Tuesday, March 22, 2016

Arizona rancher struggles with cow mutilations

Via azdailysun.com by Emery Cowan

Kit Metzger quickly swiped through the pictures on her iPhone, trying not to linger too long on the gruesome images.

Metzger, who heads the approximately 90,000-acre Flying M Ranch had just come inside after a day spent discussing prairie dogs and grassland restoration.

Now, she was talking about a different topic entirely.

The smartphone screen showed pictures of Metzger’s cows, but some were barely recognizable with chunks of skin or other body parts removed. After being killed and mutilated, her animals had been left on the ranch.

From Internet searches of similar mutilations and discussions with the local livestock inspector, Metzger wonders whether the killings are somehow related to satanic or other sacrificial rituals.

“I can’t tie it to anything but that’s a clue,” she said.

Other ranchers in places like Colorado and Missouri have experienced similar livestock mutilations, but have been unable to come up with any sort of explanation. Theories about religious or even extraterrestrial connections were tossed around, but not proven. No arrests have been made.

 
“IT’S JUST REALLY STRANGE”

Metzger’s photographs show cattle with their eyeballs taken out, their ears or lips cut off and circular chunks sliced from their bodies where their inner organs were removed.

The cuts are clean and precise, as if made by a sharp scalpel, she said.

From her own research and analysis of the dead cows, Metzger said the killers appear to inject them with a painkiller, sedative or muscle relaxant-type drug that makes the animals go limp. Then they insert some sort of tube into the artery and wait until the cows’ hearts pump all of the blood out of their bodies. There is rarely any blood on the ground around the carcass, leading Metzger to believe the people are somehow collecting it. Those same techniques, including the draining of blood, have been found in cattle mutilation cases in New Mexico and Colorado.

“It’s just really strange” she said.

The killings at Flying M Ranch have been going on for years — the first happened in the early 70s — and Metzger said she has tried everything to catch the perpetrators, but to no avail. She hopes that going public with the story will finally make the killers stop and leave her ranch alone.

“This is getting to the point where it’s getting ridiculous,” she said.

The killings always seem to happen around certain dates — mid-July, October and right around Easter, Metzger said.

Flying M has tried sending out ranch staff to watch over the cattle at night and set up cameras near water tanks and entryways into pastures. But most of the time they have only gotten images of headlights and haven’t been able to trace tire tracks on the ground, Metzger said. They have contacted officials with the Forest Service, the Coconino County Sheriff and the Arizona Game and Fish Department, who are all on the lookout.
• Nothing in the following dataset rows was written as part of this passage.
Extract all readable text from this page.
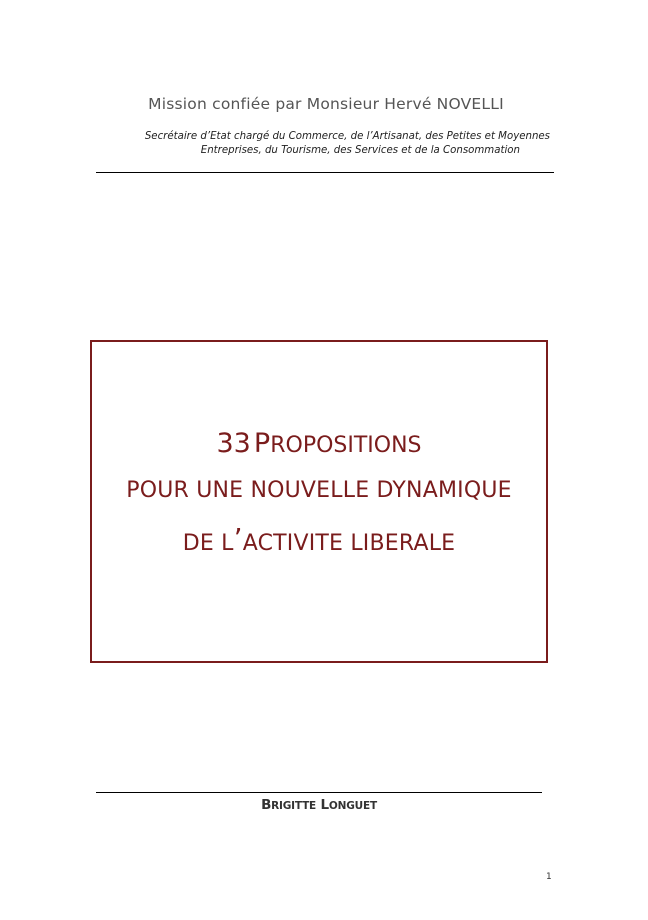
Mission confiée par Monsieur Hervé NOVELLI
Secrétaire d’Etat chargé du Commerce, de l’Artisanat, des Petites et Moyennes
Entreprises, du Tourisme, des Services et de la Consommation
33 PROPOSITIONS
POUR UNE NOUVELLE DYNAMIQUE
DE L’ACTIVITE LIBERALE
BRIGITTE LONGUET
1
Besides the strange and creepy nature of the cow deaths, they also have dealt a financial blow to the ranch. Metzger estimated that the four or five cows that tend to be killed in this way each year are worth about $16,000 to the ranch. If the cows were pregnant, that’s thousands more that is lost. Plus, calves left alone will have problems developing without being on their mother for their first year, she said.
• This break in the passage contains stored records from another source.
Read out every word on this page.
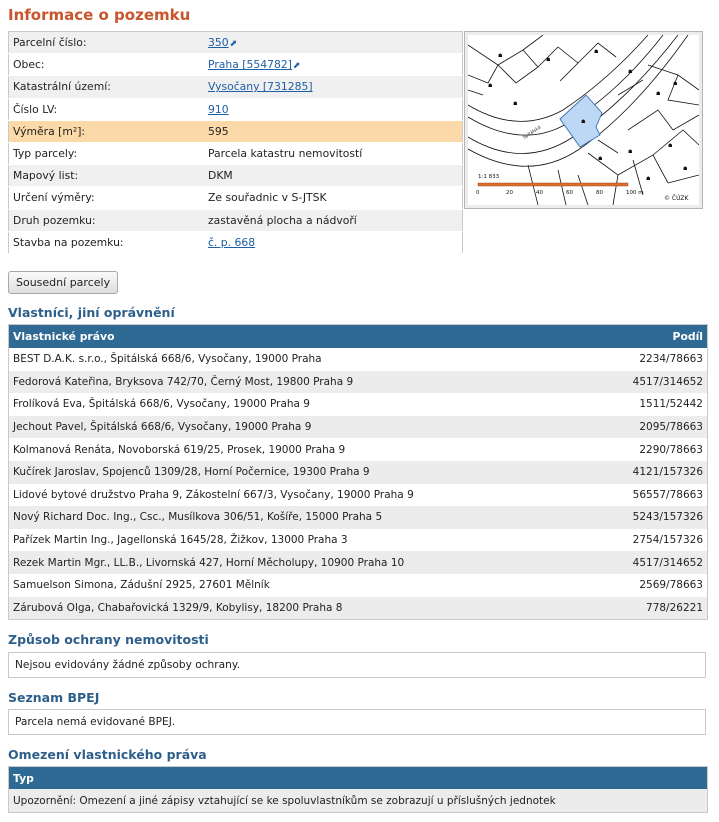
Informace o pozemku
Parcelní číslo:	350⬈
Obec:	Praha [554782]⬈
Katastrální území:	Vysočany [731285]
Číslo LV:	910
Výměra [m²]:	595
Typ parcely:	Parcela katastru nemovitostí
Mapový list:	DKM
Určení výměry:	Ze souřadnic v S-JTSK
Druh pozemku:	zastavěná plocha a nádvoří
Stavba na pozemku:	č. p. 668
☗
☗
☗
☗
☗
☗
☗
☗
☗
☗
☗
☗
☗
☗
Špitálská
1:1 833
0	20	40	60	80	100 m
© ČÚZK
Sousední parcely
Vlastníci, jiní oprávnění
Vlastnické právo	Podíl
BEST D.A.K. s.r.o., Špitálská 668/6, Vysočany, 19000 Praha	2234/78663
Fedorová Kateřina, Bryksova 742/70, Černý Most, 19800 Praha 9	4517/314652
Frolíková Eva, Špitálská 668/6, Vysočany, 19000 Praha 9	1511/52442
Jechout Pavel, Špitálská 668/6, Vysočany, 19000 Praha 9	2095/78663
Kolmanová Renáta, Novoborská 619/25, Prosek, 19000 Praha 9	2290/78663
Kučírek Jaroslav, Spojenců 1309/28, Horní Počernice, 19300 Praha 9	4121/157326
Lidové bytové družstvo Praha 9, Zákostelní 667/3, Vysočany, 19000 Praha 9	56557/78663
Nový Richard Doc. Ing., Csc., Musílkova 306/51, Košíře, 15000 Praha 5	5243/157326
Pařízek Martin Ing., Jagellonská 1645/28, Žižkov, 13000 Praha 3	2754/157326
Rezek Martin Mgr., LL.B., Livornská 427, Horní Měcholupy, 10900 Praha 10	4517/314652
Samuelson Simona, Zádušní 2925, 27601 Mělník	2569/78663
Zárubová Olga, Chabařovická 1329/9, Kobylisy, 18200 Praha 8	778/26221
Způsob ochrany nemovitosti
Nejsou evidovány žádné způsoby ochrany.
Seznam BPEJ
Parcela nemá evidované BPEJ.
Omezení vlastnického práva
Typ
Upozornění: Omezení a jiné zápisy vztahující se ke spoluvlastníkům se zobrazují u příslušných jednotek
On top of that, it’s Flying M’s gentler cows that tend to become victims because people can more easily walk up to them and drug them, Metzger said, adding that several of their favorite cows have been killed.

So far, Flying M’s neighbor and fellow Diablo Trust member Bar T Bar Ranch hasn’t experienced any similar cow killings, said Judy Prosser, the ranch’s owner and president of the Diablo Trust. She guessed that it might be because her ranch is harder to access than Flying M.
 
ELK VICTIMS, TOO

Recently, the mutilations have been found among elk as well. Last August, officials with the Arizona Game and Fish Department came upon three dead elk near Flying M Ranch, northeast of Anderson Mesa. The animals’ lips and sexual organs had been cut out of them, said Larry Phoenix, Flagstaff field supervisor with the department. It looked like somebody had driven out cross country and then dumped the animals, where they were found by officials, he said.
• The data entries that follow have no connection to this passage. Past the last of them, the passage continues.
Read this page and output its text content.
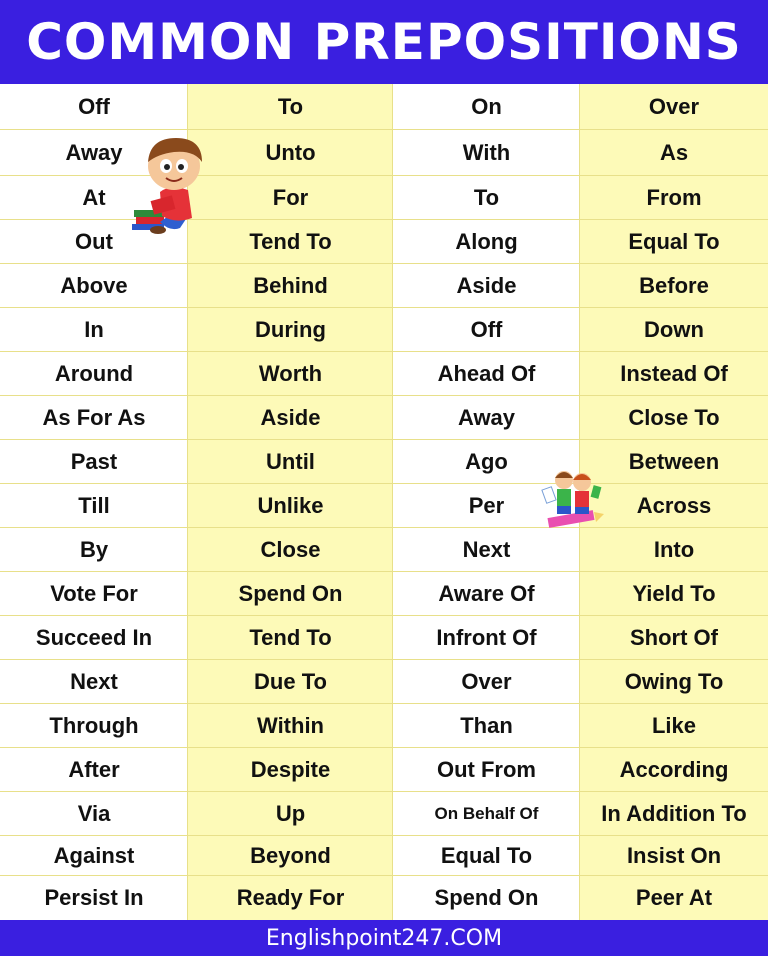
COMMON PREPOSITIONS
Off	To	On	Over
Away	Unto	With	As
At	For	To	From
Out	Tend To	Along	Equal To
Above	Behind	Aside	Before
In	During	Off	Down
Around	Worth	Ahead Of	Instead Of
As For As	Aside	Away	Close To
Past	Until	Ago	Between
Till	Unlike	Per	Across
By	Close	Next	Into
Vote For	Spend On	Aware Of	Yield To
Succeed In	Tend To	Infront Of	Short Of
Next	Due To	Over	Owing To
Through	Within	Than	Like
After	Despite	Out From	According
Via	Up	On Behalf Of	In Addition To
Against	Beyond	Equal To	Insist On
Persist In	Ready For	Spend On	Peer At
Englishpoint247.COM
“It was something we hadn’t seen in a really long time,” said Phoenix, who has worked for the department in this region for about 20 years.

There isn’t any evidence showing how the animals died, he said. The department looked into whether the killings could be related to Satan worship, but hasn’t found any direct connection, Phoenix said.

“It’s just one of the possibilities based on the lips and the sexual parts being missing, but there is no hard evidence that leads us down that path,” he said.

The case is still ongoing, he said.

As for what Flying M will do with Easter coming up later this month, “we’ll be on the lookout,” Metzger said.